Da ieri dall’enclave non filtrano più notizie. Come ha denunciato il Comitato per la protezione dei giornalisti,un blackout della comunicazione è un blackout dell’informazione”. Per questo il Cpj si è detto “allarmato” dalla situazione perché il mondo sta “perdendo una finestra sulla realtà” di ciò che accade nella Striscia. Il rischio è che il “vuoto” lasciato dall’“informazione indipendente e fattuale” venga “riempito dalla propaganda e dalla disinformazione.

Senza contare che il blackout può funzionare da copertura” per “atrocità di massa, denuncia Human Rights Watch, e dunque favorire l’“impunità” per chi commette crimini di guerra.

Almeno 29 giornalisti uccisi dal 7 ottobre

Per chi è sul campo a documentare il conflitto il rischio resta altissimo. Il numero dei giornalisti uccisi tra il 7 e il 27 ottobre è salito a 29, inclusi 24 palestinesi, quattro israeliani e un libanese. “Le ultime tre settimane sono state il periodo più sanguinoso degli ultimi decenni per i reporter di guerra, ha denunciato il Cpj.

L’Onu vota per una “tregua immediata”. L’Italia si astiene

Ieri intanto l’Assemblea generale delle Nazioni Unite, convocata in sessione speciale, ha approvato una risoluzione presentata dagli Stati arabi che chiede una “tregua umanitaria immediata, duratura e prolungata” e l’accesso agli aiuti umanitari per la popolazione sotto assedio della Striscia di Gaza. Un esito che è stato accolto con favore dall’ambasciatore palestinese, mentre l’omologo israeliano Gilad Erdan ha parlato di “un giorno che passerà alla storia nell’infamia, un giorno buio per l’Onu, che non ha più un briciolo di rilevanza o legittimità”.

La risoluzione – che non è vincolante ma ha un peso politico – è passata con 120 sì, 14 contrati, tra cui quelli di Tel Aviv e Washington, e 45 astenuti, inclusa l’Italia, accompagnata tra gli altri da Germania e Regno Unito.

Il testo “non era equilibrato”, ha spiegato il vicepremier e ministro degli Esteri Antonio Tajani, perché “non c’era una condanna di Hamas” e mancava il riferimento alla difesa di Israele.

La scelta di astenersi invece è stata “la più equilibrata tra le posizioni possibili”, ha rivendicato la presidente del Consiglio Giorgia Meloni. “Stiamo cercando di mantenere l’equilibrio e sia il voto a favore sia quello contrario sarebbero stati voti che spostavano l’Italia rispetto alla posizione che sta tenendo.

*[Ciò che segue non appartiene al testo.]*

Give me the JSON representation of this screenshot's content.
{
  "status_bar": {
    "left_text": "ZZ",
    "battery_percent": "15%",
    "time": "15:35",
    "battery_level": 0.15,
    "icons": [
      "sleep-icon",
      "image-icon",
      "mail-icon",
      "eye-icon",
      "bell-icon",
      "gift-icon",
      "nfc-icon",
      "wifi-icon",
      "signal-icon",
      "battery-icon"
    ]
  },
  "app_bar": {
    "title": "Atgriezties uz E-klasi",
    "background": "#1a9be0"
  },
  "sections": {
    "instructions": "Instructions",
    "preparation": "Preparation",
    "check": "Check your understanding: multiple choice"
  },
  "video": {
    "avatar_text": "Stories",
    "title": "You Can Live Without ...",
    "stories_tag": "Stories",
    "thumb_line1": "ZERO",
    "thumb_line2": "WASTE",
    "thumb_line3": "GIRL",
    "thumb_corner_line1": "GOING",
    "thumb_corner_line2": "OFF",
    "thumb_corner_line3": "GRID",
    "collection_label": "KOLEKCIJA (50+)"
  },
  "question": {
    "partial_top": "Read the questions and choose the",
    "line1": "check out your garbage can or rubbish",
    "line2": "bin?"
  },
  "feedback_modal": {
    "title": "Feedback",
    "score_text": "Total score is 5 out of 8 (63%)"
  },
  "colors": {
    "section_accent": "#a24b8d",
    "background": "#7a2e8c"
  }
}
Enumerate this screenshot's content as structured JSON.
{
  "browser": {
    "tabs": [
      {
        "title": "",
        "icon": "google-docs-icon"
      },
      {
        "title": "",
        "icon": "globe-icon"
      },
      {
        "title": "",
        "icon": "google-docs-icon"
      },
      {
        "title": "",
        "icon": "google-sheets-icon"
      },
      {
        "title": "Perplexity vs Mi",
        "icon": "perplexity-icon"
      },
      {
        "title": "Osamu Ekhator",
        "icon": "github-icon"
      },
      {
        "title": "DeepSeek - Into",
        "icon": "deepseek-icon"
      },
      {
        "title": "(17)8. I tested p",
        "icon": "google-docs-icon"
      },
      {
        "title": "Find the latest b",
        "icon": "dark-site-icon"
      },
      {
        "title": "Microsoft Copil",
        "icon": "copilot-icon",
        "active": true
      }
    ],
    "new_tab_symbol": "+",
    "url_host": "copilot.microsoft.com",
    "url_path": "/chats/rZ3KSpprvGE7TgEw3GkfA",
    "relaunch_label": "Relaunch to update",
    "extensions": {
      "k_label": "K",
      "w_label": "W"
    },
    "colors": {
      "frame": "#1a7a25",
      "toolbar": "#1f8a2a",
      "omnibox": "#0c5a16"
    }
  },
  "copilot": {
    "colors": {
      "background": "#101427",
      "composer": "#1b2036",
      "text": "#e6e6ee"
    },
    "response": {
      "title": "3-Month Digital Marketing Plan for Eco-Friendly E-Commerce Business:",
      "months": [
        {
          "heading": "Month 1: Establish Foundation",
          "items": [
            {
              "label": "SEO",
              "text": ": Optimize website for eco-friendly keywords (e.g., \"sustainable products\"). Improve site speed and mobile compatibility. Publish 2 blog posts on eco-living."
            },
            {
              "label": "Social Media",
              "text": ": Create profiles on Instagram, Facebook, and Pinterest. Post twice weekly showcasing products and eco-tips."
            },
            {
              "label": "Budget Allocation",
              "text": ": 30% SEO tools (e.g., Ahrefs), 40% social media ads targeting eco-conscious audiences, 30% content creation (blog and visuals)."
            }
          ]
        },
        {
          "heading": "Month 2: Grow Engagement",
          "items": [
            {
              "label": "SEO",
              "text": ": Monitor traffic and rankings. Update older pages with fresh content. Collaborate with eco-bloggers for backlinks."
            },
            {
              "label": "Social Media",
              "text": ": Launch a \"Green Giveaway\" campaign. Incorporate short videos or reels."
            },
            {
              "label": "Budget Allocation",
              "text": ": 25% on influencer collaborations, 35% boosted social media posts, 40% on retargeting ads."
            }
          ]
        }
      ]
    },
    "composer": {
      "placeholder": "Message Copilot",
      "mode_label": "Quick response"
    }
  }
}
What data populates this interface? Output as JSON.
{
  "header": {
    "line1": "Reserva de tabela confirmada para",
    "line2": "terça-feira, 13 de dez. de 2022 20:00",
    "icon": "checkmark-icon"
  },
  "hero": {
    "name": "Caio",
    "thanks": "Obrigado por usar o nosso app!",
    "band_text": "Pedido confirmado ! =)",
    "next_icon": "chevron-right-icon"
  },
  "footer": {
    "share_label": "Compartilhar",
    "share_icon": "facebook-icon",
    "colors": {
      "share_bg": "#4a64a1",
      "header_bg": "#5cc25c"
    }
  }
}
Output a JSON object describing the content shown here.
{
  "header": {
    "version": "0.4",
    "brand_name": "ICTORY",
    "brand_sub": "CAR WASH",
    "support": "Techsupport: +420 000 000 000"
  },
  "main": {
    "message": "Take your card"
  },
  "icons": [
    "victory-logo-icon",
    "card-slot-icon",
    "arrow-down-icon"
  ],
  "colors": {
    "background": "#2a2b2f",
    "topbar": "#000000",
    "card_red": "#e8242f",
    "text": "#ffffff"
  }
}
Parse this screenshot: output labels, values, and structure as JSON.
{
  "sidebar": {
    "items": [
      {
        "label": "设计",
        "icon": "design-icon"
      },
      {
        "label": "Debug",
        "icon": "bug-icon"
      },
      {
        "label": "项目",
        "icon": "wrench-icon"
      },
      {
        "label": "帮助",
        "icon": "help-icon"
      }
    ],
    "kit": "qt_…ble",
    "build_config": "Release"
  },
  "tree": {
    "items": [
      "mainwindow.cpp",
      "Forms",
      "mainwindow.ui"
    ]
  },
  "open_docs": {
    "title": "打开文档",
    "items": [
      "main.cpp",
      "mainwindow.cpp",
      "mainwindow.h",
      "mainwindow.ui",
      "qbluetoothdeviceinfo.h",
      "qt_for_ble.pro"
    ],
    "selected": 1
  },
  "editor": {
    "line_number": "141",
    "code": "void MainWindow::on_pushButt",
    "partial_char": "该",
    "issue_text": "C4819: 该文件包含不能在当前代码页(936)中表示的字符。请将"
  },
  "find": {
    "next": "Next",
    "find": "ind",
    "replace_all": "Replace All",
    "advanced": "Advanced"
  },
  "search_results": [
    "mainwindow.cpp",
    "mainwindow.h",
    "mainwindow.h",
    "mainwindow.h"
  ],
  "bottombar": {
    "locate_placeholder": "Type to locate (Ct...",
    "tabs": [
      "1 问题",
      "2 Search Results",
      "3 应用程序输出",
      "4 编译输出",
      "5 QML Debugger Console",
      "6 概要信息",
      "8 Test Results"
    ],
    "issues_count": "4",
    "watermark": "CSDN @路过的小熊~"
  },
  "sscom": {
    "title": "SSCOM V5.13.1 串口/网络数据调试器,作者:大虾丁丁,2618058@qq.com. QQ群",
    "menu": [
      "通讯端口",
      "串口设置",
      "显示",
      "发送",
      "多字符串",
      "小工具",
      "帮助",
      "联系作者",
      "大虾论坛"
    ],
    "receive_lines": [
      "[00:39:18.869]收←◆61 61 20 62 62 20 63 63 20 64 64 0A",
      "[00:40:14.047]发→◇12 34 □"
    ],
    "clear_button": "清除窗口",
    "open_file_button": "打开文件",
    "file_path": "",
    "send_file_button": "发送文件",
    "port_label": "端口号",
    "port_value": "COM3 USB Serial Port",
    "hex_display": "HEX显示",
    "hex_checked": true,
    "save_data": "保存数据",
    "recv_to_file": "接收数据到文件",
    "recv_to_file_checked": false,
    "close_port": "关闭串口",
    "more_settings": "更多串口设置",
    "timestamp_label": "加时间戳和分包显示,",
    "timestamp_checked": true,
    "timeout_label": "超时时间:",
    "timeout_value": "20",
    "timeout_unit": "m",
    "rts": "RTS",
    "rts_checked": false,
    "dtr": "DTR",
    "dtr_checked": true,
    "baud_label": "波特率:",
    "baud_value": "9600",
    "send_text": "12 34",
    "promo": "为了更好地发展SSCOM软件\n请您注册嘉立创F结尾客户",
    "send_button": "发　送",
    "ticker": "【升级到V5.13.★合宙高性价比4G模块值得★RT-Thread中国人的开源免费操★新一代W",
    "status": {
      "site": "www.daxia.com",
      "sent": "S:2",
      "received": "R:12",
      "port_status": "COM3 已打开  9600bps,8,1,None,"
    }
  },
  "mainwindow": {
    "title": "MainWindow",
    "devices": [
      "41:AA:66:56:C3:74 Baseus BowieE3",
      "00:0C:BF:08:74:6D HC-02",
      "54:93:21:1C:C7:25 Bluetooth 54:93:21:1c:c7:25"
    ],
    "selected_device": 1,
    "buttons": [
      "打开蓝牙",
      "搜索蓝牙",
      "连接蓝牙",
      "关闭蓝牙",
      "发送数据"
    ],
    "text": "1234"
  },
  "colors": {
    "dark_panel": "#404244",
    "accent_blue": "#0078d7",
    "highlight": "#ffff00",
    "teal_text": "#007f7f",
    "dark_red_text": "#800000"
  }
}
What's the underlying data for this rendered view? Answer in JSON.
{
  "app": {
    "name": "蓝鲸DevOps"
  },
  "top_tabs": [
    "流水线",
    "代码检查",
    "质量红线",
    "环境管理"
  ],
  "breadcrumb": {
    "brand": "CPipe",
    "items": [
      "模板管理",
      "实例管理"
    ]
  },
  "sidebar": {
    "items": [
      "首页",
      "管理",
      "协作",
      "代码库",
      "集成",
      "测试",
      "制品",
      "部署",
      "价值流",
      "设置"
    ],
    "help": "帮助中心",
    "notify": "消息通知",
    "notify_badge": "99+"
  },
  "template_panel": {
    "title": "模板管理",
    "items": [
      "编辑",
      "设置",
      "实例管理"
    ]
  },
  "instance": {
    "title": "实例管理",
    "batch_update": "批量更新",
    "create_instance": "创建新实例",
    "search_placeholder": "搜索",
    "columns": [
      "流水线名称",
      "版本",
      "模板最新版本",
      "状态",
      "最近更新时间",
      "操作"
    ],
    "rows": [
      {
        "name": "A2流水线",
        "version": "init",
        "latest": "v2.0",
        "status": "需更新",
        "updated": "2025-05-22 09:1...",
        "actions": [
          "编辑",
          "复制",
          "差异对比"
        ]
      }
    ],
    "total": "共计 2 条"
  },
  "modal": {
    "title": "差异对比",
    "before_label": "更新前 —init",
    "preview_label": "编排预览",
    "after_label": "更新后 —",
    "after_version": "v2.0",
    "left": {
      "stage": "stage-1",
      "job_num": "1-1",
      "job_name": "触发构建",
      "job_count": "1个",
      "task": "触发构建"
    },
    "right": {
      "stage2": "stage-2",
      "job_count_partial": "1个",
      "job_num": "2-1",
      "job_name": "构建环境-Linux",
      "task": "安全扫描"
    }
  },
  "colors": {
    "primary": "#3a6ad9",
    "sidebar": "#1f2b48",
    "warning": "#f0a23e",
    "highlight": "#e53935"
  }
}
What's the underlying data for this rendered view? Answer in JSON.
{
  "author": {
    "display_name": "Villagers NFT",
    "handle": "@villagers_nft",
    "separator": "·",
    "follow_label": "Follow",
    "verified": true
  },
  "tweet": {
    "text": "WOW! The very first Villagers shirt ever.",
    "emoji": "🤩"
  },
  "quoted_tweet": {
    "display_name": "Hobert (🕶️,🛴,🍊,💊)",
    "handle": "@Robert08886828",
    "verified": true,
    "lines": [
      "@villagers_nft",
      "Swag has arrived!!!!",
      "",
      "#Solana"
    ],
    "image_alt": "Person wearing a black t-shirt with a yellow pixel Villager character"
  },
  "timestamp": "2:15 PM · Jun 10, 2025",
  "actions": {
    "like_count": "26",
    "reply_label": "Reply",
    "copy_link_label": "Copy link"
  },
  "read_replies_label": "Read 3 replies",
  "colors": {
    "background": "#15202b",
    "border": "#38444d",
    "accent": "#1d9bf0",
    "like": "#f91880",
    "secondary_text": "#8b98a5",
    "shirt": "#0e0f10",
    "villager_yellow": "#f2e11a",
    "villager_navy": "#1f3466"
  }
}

L’obiettivo è di impedire una escalation del conflitto, la cosa più responsabile che si possa fare ora”.

Una decisione criticata dal Partito democratico. “Penso sia stato un errore per l’Italia non sostenere la risoluzione dell’Onu come hanno fatto Francia e Spagna su una tregua umanitaria. Chiamatela tregua o cessate il fuoco umanitario, basta che si fermi questa strage di civili”, ha detto la segretaria del Pd Elly Schlein.

Da New York a Roma, si manifesta per il cessate il fuoco

Intanto in diverse città del mondo, anche in Occidente, si continua a manifestare per il cessate il fuoco. A New York, migliaia di persone hanno aderito al sit in promosso da un’associazione ebraica pacifista. A Londra la comunità ebraica ha ricordato gli ostaggi ancora nelle mani di Hamas e oggi è in programma un corteo in solidarietà con la popolazione di Gaza. Anche Roma si è mobilitata. Associazioni dei palestinesi in Italia, centri sociali, collettivi e gruppi di sinistra hanno sfilato a sostegno dei palestinesi.